The Spanish Odyssey Part 2 .. The Road to Valencia

May 30th, 2013

Last week I left you in a vineyard in Rioja with a French wine maker called Tom. The story continues with Tom and his never-ending tour of his little plots of old vines. He has tiny little fields ( as an Irishman might call them ) scattered around where Rioja Alta meets Rioja Alavesa. If you recall last week, many regard this border to be the best place to make Rioja.

Anyway, as much as I like looking at old bush vines, after the fourth of fifth vineyard in a row, it gets kind of old and bear in mind this was about seven o clock in the evening and we had been on the road since early morning. As he turned off another bohreen I said there had better be a tapas bar at the end of this field. He said there was and I didn’t appreciate his sarcasm. My own was at least warranted.
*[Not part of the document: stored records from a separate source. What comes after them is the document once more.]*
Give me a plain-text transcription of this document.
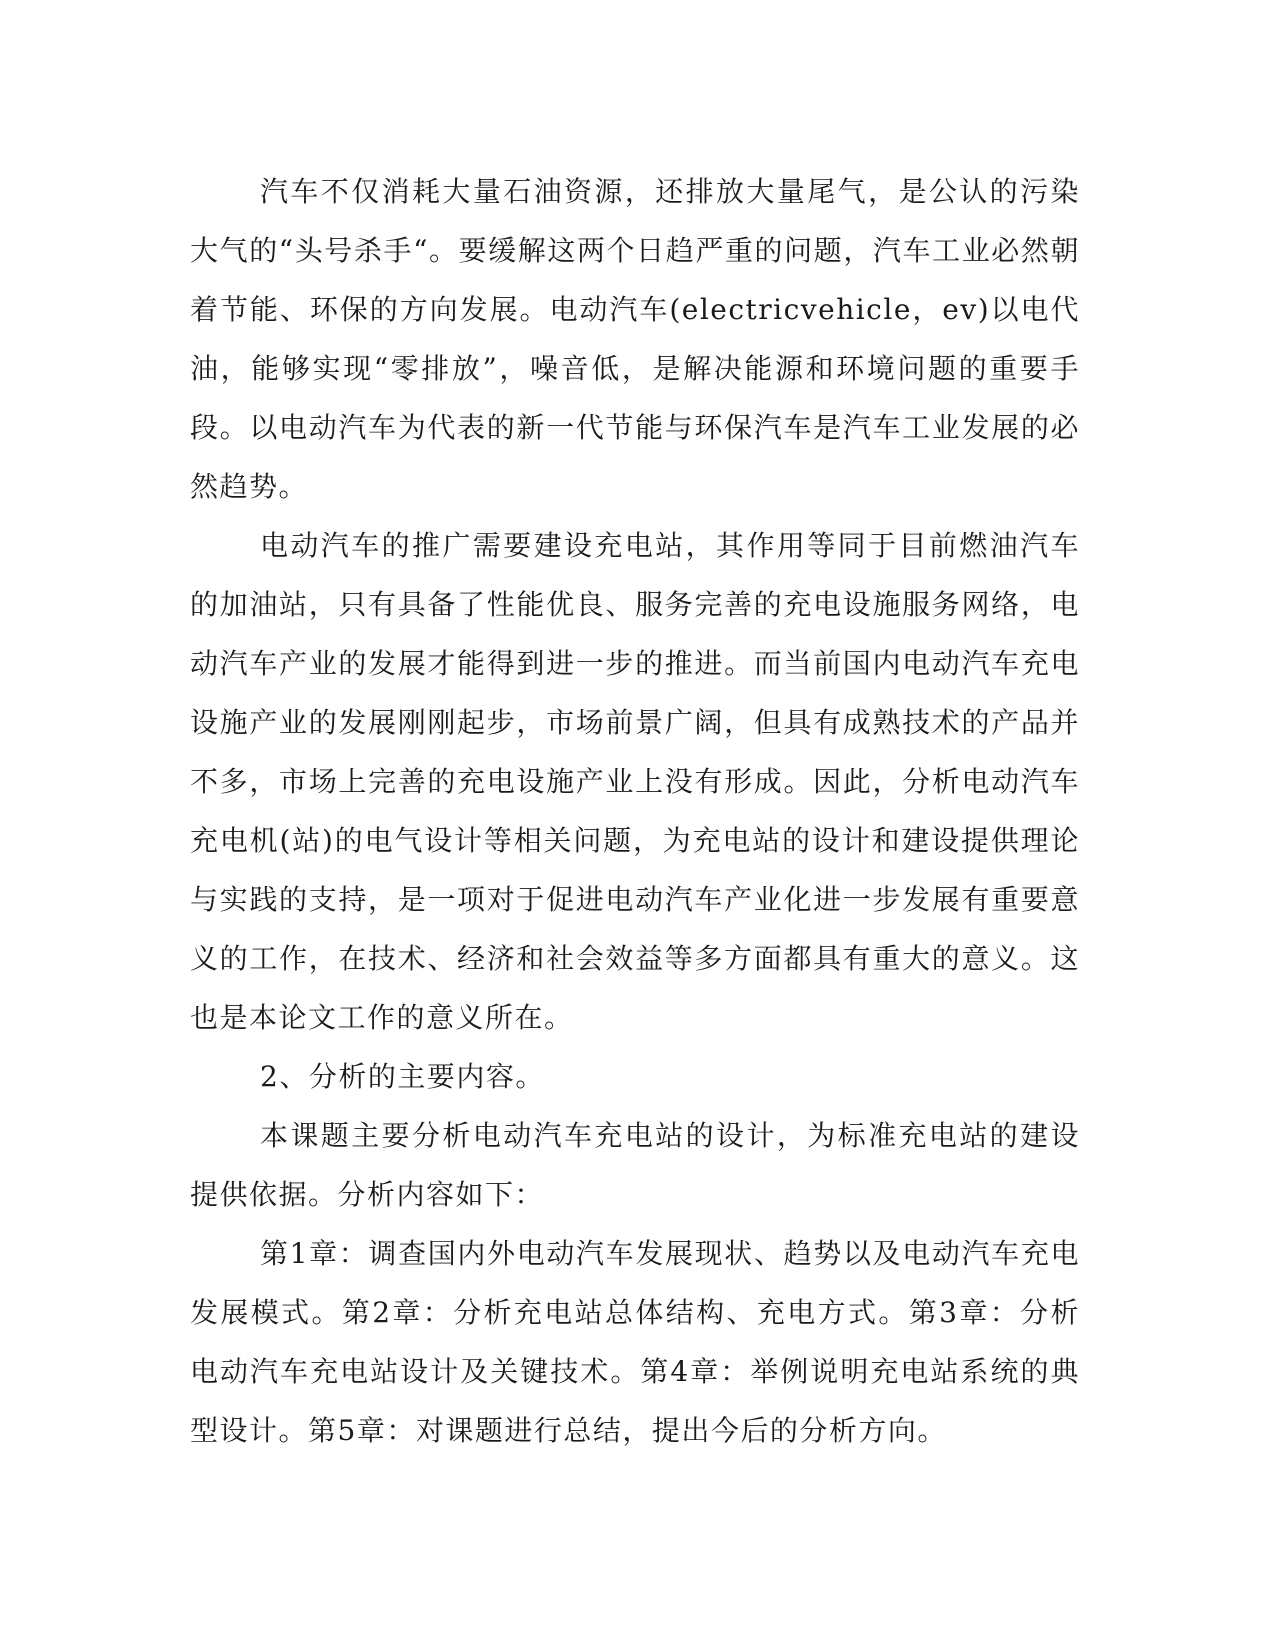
汽车不仅消耗大量石油资源，还排放大量尾气，是公认的污染大气的“头号杀手“。要缓解这两个日趋严重的问题，汽车工业必然朝着节能、环保的方向发展。电动汽车(electricvehicle，ev)以电代油，能够实现“零排放”，噪音低，是解决能源和环境问题的重要手段。以电动汽车为代表的新一代节能与环保汽车是汽车工业发展的必然趋势。

电动汽车的推广需要建设充电站，其作用等同于目前燃油汽车的加油站，只有具备了性能优良、服务完善的充电设施服务网络，电动汽车产业的发展才能得到进一步的推进。而当前国内电动汽车充电设施产业的发展刚刚起步，市场前景广阔，但具有成熟技术的产品并不多，市场上完善的充电设施产业上没有形成。因此，分析电动汽车充电机(站)的电气设计等相关问题，为充电站的设计和建设提供理论与实践的支持，是一项对于促进电动汽车产业化进一步发展有重要意义的工作，在技术、经济和社会效益等多方面都具有重大的意义。这也是本论文工作的意义所在。

2、分析的主要内容。

本课题主要分析电动汽车充电站的设计，为标准充电站的建设提供依据。分析内容如下：

第1章：调查国内外电动汽车发展现状、趋势以及电动汽车充电发展模式。第2章：分析充电站总体结构、充电方式。第3章：分析电动汽车充电站设计及关键技术。第4章：举例说明充电站系统的典型设计。第5章：对课题进行总结，提出今后的分析方向。
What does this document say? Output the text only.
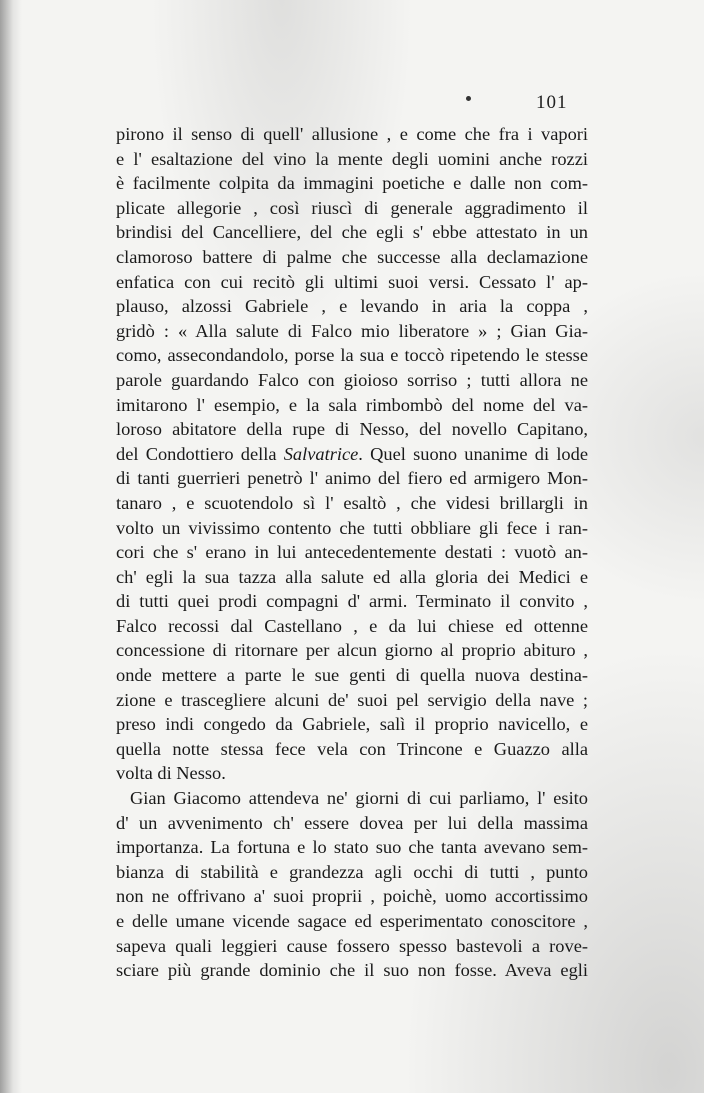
101
pirono il senso di quell' allusione , e come che fra i vapori
e l' esaltazione del vino la mente degli uomini anche rozzi
è facilmente colpita da immagini poetiche e dalle non com-
plicate allegorie , così riuscì di generale aggradimento il
brindisi del Cancelliere, del che egli s' ebbe attestato in un
clamoroso battere di palme che successe alla declamazione
enfatica con cui recitò gli ultimi suoi versi. Cessato l' ap-
plauso, alzossi Gabriele , e levando in aria la coppa ,
gridò : « Alla salute di Falco mio liberatore » ; Gian Gia-
como, assecondandolo, porse la sua e toccò ripetendo le stesse
parole guardando Falco con gioioso sorriso ; tutti allora ne
imitarono l' esempio, e la sala rimbombò del nome del va-
loroso abitatore della rupe di Nesso, del novello Capitano,
del Condottiero della Salvatrice. Quel suono unanime di lode
di tanti guerrieri penetrò l' animo del fiero ed armigero Mon-
tanaro , e scuotendolo sì l' esaltò , che videsi brillargli in
volto un vivissimo contento che tutti obbliare gli fece i ran-
cori che s' erano in lui antecedentemente destati : vuotò an-
ch' egli la sua tazza alla salute ed alla gloria dei Medici e
di tutti quei prodi compagni d' armi. Terminato il convito ,
Falco recossi dal Castellano , e da lui chiese ed ottenne
concessione di ritornare per alcun giorno al proprio abituro ,
onde mettere a parte le sue genti di quella nuova destina-
zione e trascegliere alcuni de' suoi pel servigio della nave ;
preso indi congedo da Gabriele, salì il proprio navicello, e
quella notte stessa fece vela con Trincone e Guazzo alla
volta di Nesso.
Gian Giacomo attendeva ne' giorni di cui parliamo, l' esito
d' un avvenimento ch' essere dovea per lui della massima
importanza. La fortuna e lo stato suo che tanta avevano sem-
bianza di stabilità e grandezza agli occhi di tutti , punto
non ne offrivano a' suoi proprii , poichè, uomo accortissimo
e delle umane vicende sagace ed esperimentato conoscitore ,
sapeva quali leggieri cause fossero spesso bastevoli a rove-
sciare più grande dominio che il suo non fosse. Aveva egli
The Tapas Bar on top of a Vineyard

However to my great delight Tom drove up a dirt road and onto the top of a hill and parks in the middle of a vineyard with spectacular views. He opens up the boot and takes out a cooler bag with white wine, chorizo, cheese and bread. The glasses were clinked and myself, Tom and Sancho ( the other importer I referred to in the last article ) were staring out into the late evening sun, all of us wishing we were there with someone else.

Its a tough life ...

Its a tough life ...

Of course the person I would have preferred to share it with was my wife and I can only hope and assume the others were thinking the same ( their wives, not mine). Anyway, it was a view and setting wasted on three men in their very late thirties. In lieu of the romance, we took to the drink – as men often do. As we watched the sun set, the white wine turned to red, and the second bottle of red appeared magically through the mist. Like I said, it was all very romantic.

Football & Wine

I’d like to say the night ended there and we went back to our hotel to catch up on emails and all the admin that goes with owning a business. Alas, winemaker Tom insisted we visit his town, a lively little spot called Logroño. First port of call was a bar to watch the Barcelona match ( the Real fans cheered when they were stuffed ), followed by a wine bar to taste Tom’s wines in more ‘traditional’ surroundings and just when I thought I was getting away, a late night bar was found just to finish me off.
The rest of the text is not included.